Note that the O(1) claim is not correct, in reality it’s O(size of key in bits). There are other data structures storing key-value-pairs (commonly called “finite maps”) like tries or patricia trees that have the same asymptotic complexity, even in the worst case (hash tables are average case only).

I use to work on a computer system called Cado. It was back in the early 1980s. The standard system had 48K of memory on an 8085A process, and could support up to four users. This was done by leaving out unnecessary things like a file allocation table.

You defined a file by telling the system what drive and track the file started on, and how long the key for each record was, and how many records you plan to store, and the average size of the record. The system would calculate everything out, and give you the ending drive and track for the file. It was your job to make sure you didn’t allocate another file on the same area.

Cado files contained records, and each record had a “key” associated with it (although not necessarily an unique key. For example, a key could be a customer number, and a customer might have multiple records.) The hash function looked at the key and calculated the track the record was on. The entire track was read into an 8Kb system buffer, and the key sectors (could be between 2 to 6 sectors on each track depending upon the estimated average length of the record) were searched for the key. This gave the offset on the track where the record was located. The record was then passed to that user’s read buffer where the programmer could manipulate it.

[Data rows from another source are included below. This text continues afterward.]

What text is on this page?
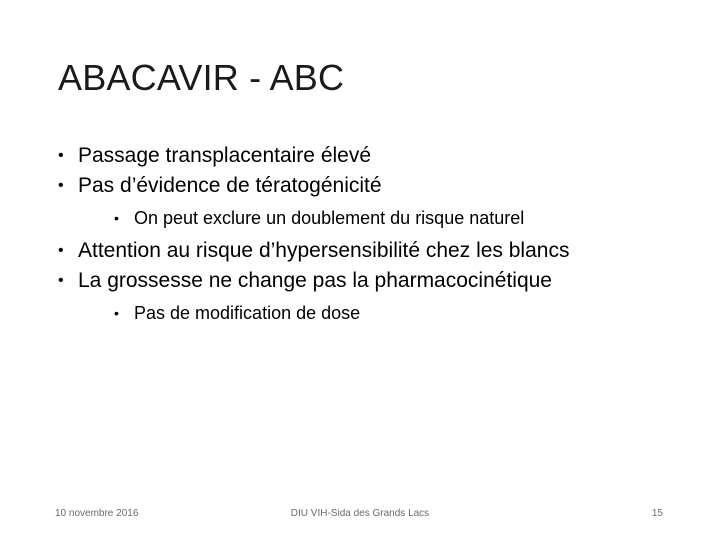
ABACAVIR - ABC
• Passage transplacentaire élevé
• Pas d’évidence de tératogénicité
• On peut exclure un doublement du risque naturel
• Attention au risque d’hypersensibilité chez les blancs
• La grossesse ne change pas la pharmacocinétique
• Pas de modification de dose
10 novembre 2016	DIU VIH-Sida des Grands Lacs	15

Considering that you only had 48K or memory, slow 8" floppy drives, and the processor was running at a fast 3Mhz, it was a pretty fast system. Thanks to the hash look up, could pull off the information almost instantly.

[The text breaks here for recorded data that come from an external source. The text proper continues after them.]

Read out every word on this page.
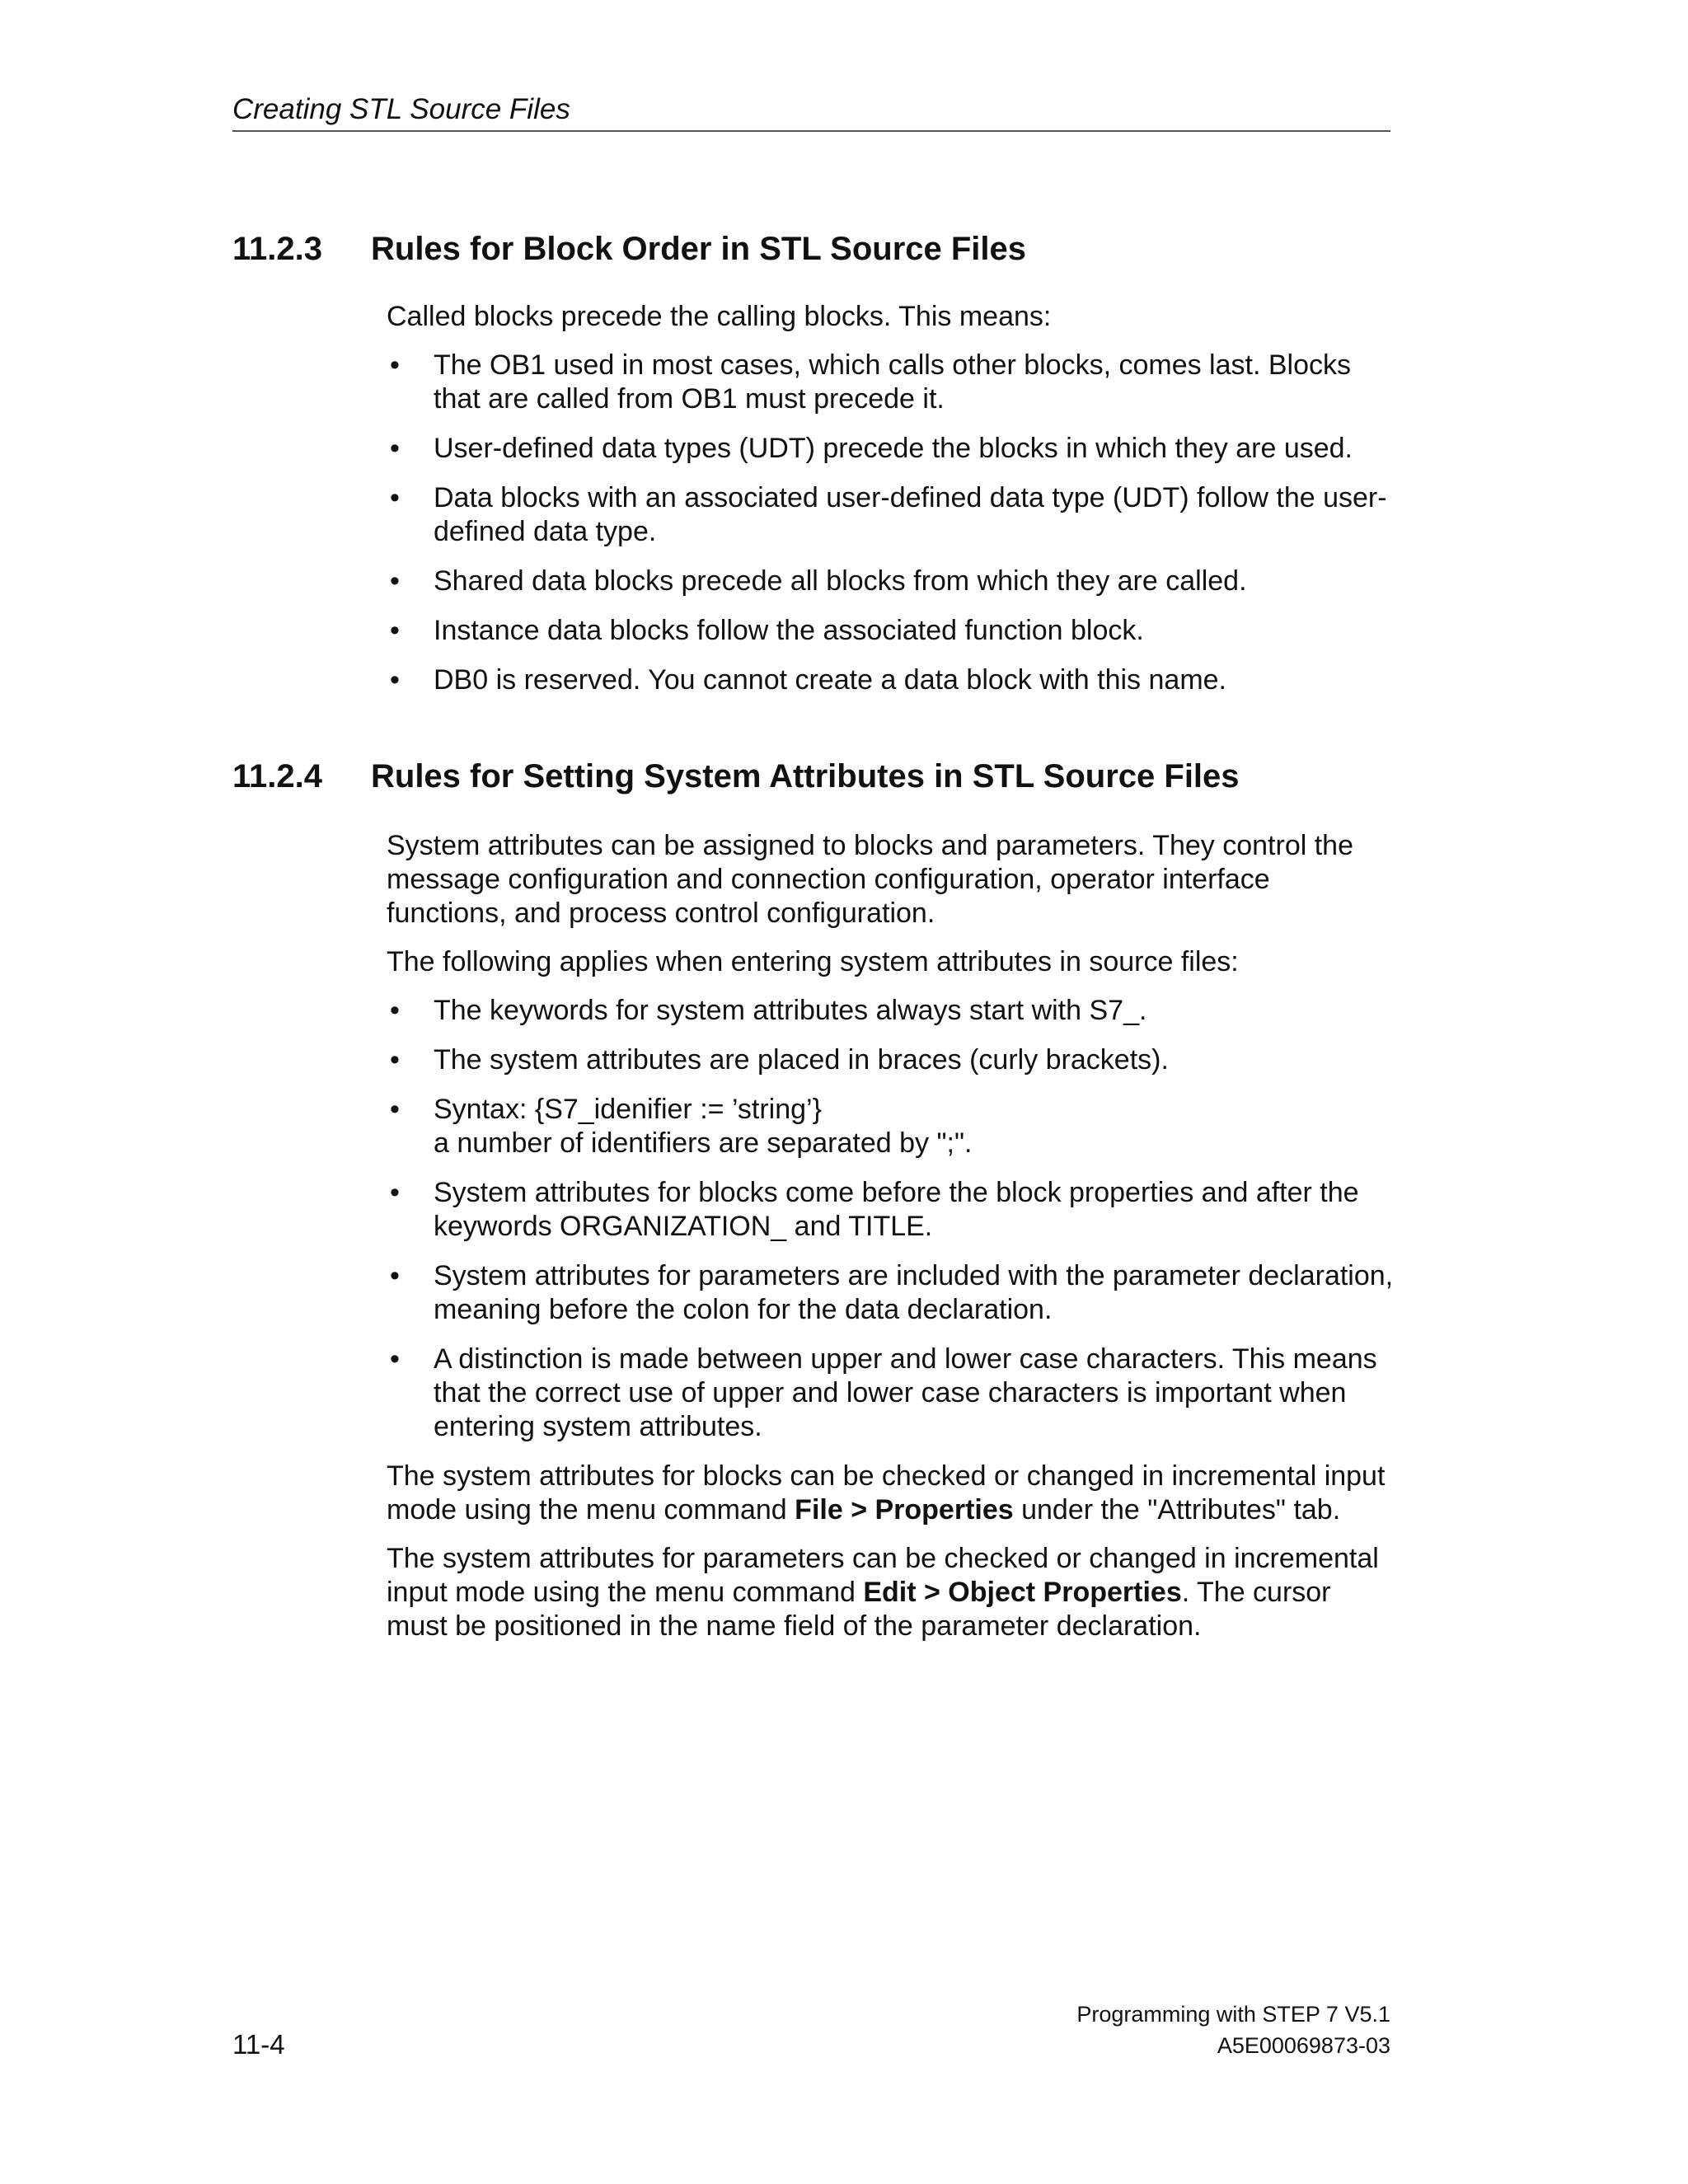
Creating STL Source Files
11.2.3 Rules for Block Order in STL Source Files

Called blocks precede the calling blocks. This means:

• The OB1 used in most cases, which calls other blocks, comes last. Blocks that are called from OB1 must precede it.
• User-defined data types (UDT) precede the blocks in which they are used.
• Data blocks with an associated user-defined data type (UDT) follow the user-defined data type.
• Shared data blocks precede all blocks from which they are called.
• Instance data blocks follow the associated function block.
• DB0 is reserved. You cannot create a data block with this name.
11.2.4 Rules for Setting System Attributes in STL Source Files

System attributes can be assigned to blocks and parameters. They control the message configuration and connection configuration, operator interface functions, and process control configuration.

The following applies when entering system attributes in source files:

• The keywords for system attributes always start with S7_.
• The system attributes are placed in braces (curly brackets).
• Syntax: {S7_idenifier := ’string’}
a number of identifiers are separated by ";".
• System attributes for blocks come before the block properties and after the keywords ORGANIZATION_ and TITLE.
• System attributes for parameters are included with the parameter declaration, meaning before the colon for the data declaration.
• A distinction is made between upper and lower case characters. This means that the correct use of upper and lower case characters is important when entering system attributes.

The system attributes for blocks can be checked or changed in incremental input mode using the menu command File > Properties under the "Attributes" tab.

The system attributes for parameters can be checked or changed in incremental input mode using the menu command Edit > Object Properties. The cursor must be positioned in the name field of the parameter declaration.

11-4
Programming with STEP 7 V5.1
A5E00069873-03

The biggest problem was file sizing due to the way the hashing worked. A file took up a fixed number of tracks on a disk – even if it was empty. Store more records than planned, and you had to resize the file. This meant redefining the file elsewhere on the system, and having the system copy the old file – record by record – to the new location. This could take hours. The other issue is that the file had to occupy contiguous tracks. That meant as you moved files around, you’d end up with empty tracks here and there. Every once in a while, we’d have to take the whole system in and redo all the files to consolidate tracks. In bigger sites, this could take days.

Of course, as I mentioned before, there was no file allocation table. We wrote down on a piece of paper where each file was located. One mistake, and we’d lose the customer data. No pressure, no pressure.

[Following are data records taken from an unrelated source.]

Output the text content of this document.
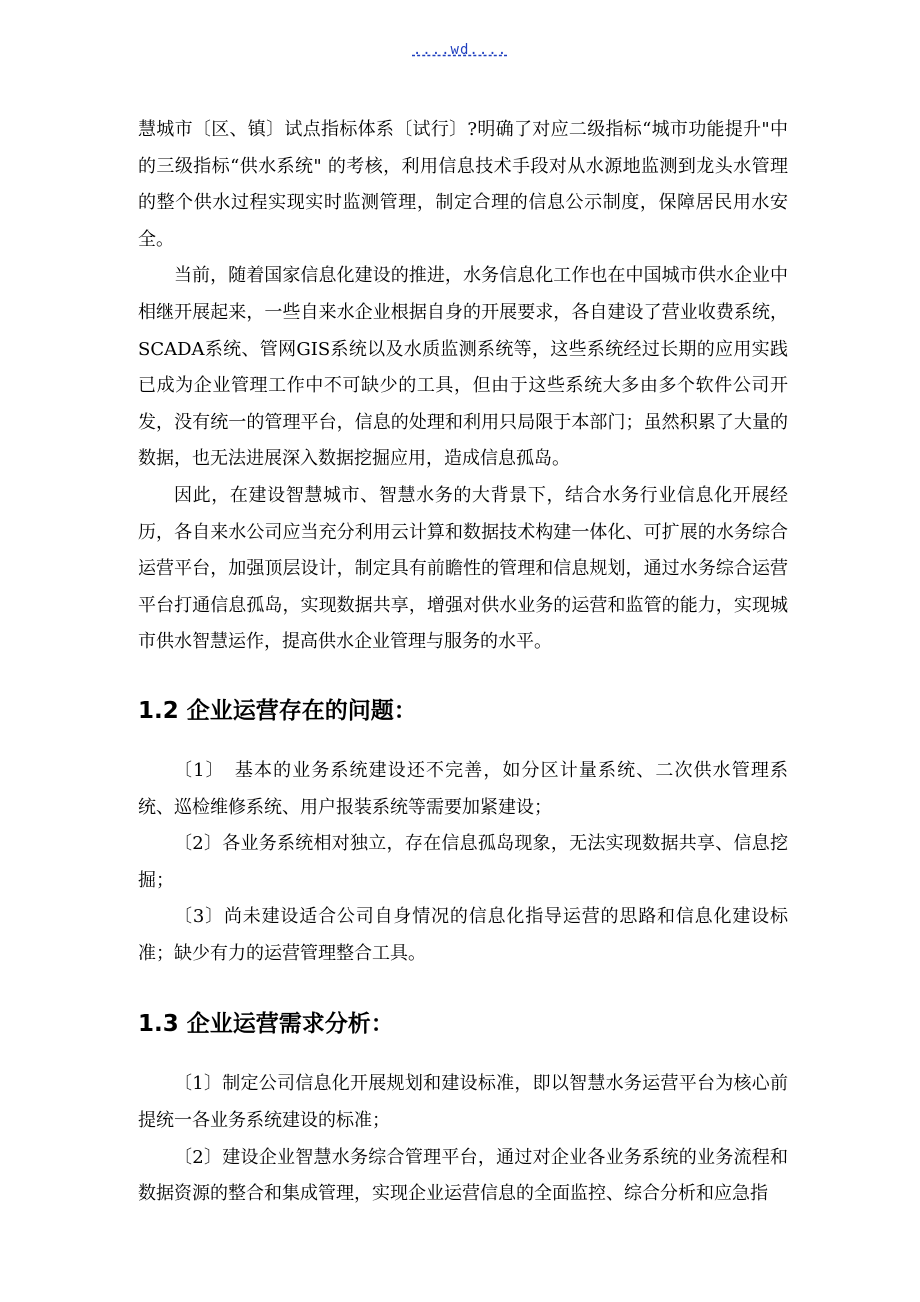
....wd....

慧城市〔区、镇〕试点指标体系〔试行〕?明确了对应二级指标“城市功能提升"中的三级指标“供水系统" 的考核，利用信息技术手段对从水源地监测到龙头水管理的整个供水过程实现实时监测管理，制定合理的信息公示制度，保障居民用水安全。

当前，随着国家信息化建设的推进，水务信息化工作也在中国城市供水企业中相继开展起来，一些自来水企业根据自身的开展要求，各自建设了营业收费系统，SCADA系统、管网GIS系统以及水质监测系统等，这些系统经过长期的应用实践已成为企业管理工作中不可缺少的工具，但由于这些系统大多由多个软件公司开发，没有统一的管理平台，信息的处理和利用只局限于本部门；虽然积累了大量的数据，也无法进展深入数据挖掘应用，造成信息孤岛。

因此，在建设智慧城市、智慧水务的大背景下，结合水务行业信息化开展经历，各自来水公司应当充分利用云计算和数据技术构建一体化、可扩展的水务综合运营平台，加强顶层设计，制定具有前瞻性的管理和信息规划，通过水务综合运营平台打通信息孤岛，实现数据共享，增强对供水业务的运营和监管的能力，实现城市供水智慧运作，提高供水企业管理与服务的水平。

1.2 企业运营存在的问题：

〔1〕　基本的业务系统建设还不完善，如分区计量系统、二次供水管理系统、巡检维修系统、用户报装系统等需要加紧建设；

〔2〕各业务系统相对独立，存在信息孤岛现象，无法实现数据共享、信息挖掘；

〔3〕尚未建设适合公司自身情况的信息化指导运营的思路和信息化建设标准；缺少有力的运营管理整合工具。

1.3 企业运营需求分析：

〔1〕制定公司信息化开展规划和建设标准，即以智慧水务运营平台为核心前提统一各业务系统建设的标准；

〔2〕建设企业智慧水务综合管理平台，通过对企业各业务系统的业务流程和数据资源的整合和集成管理，实现企业运营信息的全面监控、综合分析和应急指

Andy – the trick about analyzing hash tables is that you have to define “average case.” This depends a lot on your inputs! English dictionary words are much different than, say, Esperanto dictionary words. My field of numerical analysis has a similar challenge when defining “average matrices” as test inputs: for example, (0,1) uniformly distributed random matrices are not characteristic of problems that many people would like to solve.

Don’t forget the useful trick of perfect hashing (and even minimal perfect hashing), which is handy for building read-only fast lookup tables at compile time. GNU Gperf is one of many tools that lets you do this:

http://www.gnu.org/software/gperf/

Hi Jeff, thanks for the mention! The 30-second summary:

With 23 people there are 23*22/2 or 253 unique comparisons to make. The chance of 1 comparison being unique 364/365. The chance of every comparison being unique (i.e. no overlap) is (364/365)^253 = 0.4995.

So, with 23 people there’s about a 50% chance of having at 1 or more collisions. There’s a few subtleties in there but that’s the general approach.

My professor once said that it’s good to have the magical number as a prime one. Many hash functions uses division and that may screw up with a non prime one.
One of the most basic hash functions, but yet somewhat effective is to use the mod operator (% in C) something like this:

#define magical_number 13; /a prime number/
#define hash(key) key % magical_number;

And for collisions, you can easily implement a dynamic list for every possible return in the hash function. It’s a pretty efficient way to make a dynamic list more efficient at lookup. And besides, collisions won’t make it much more slow.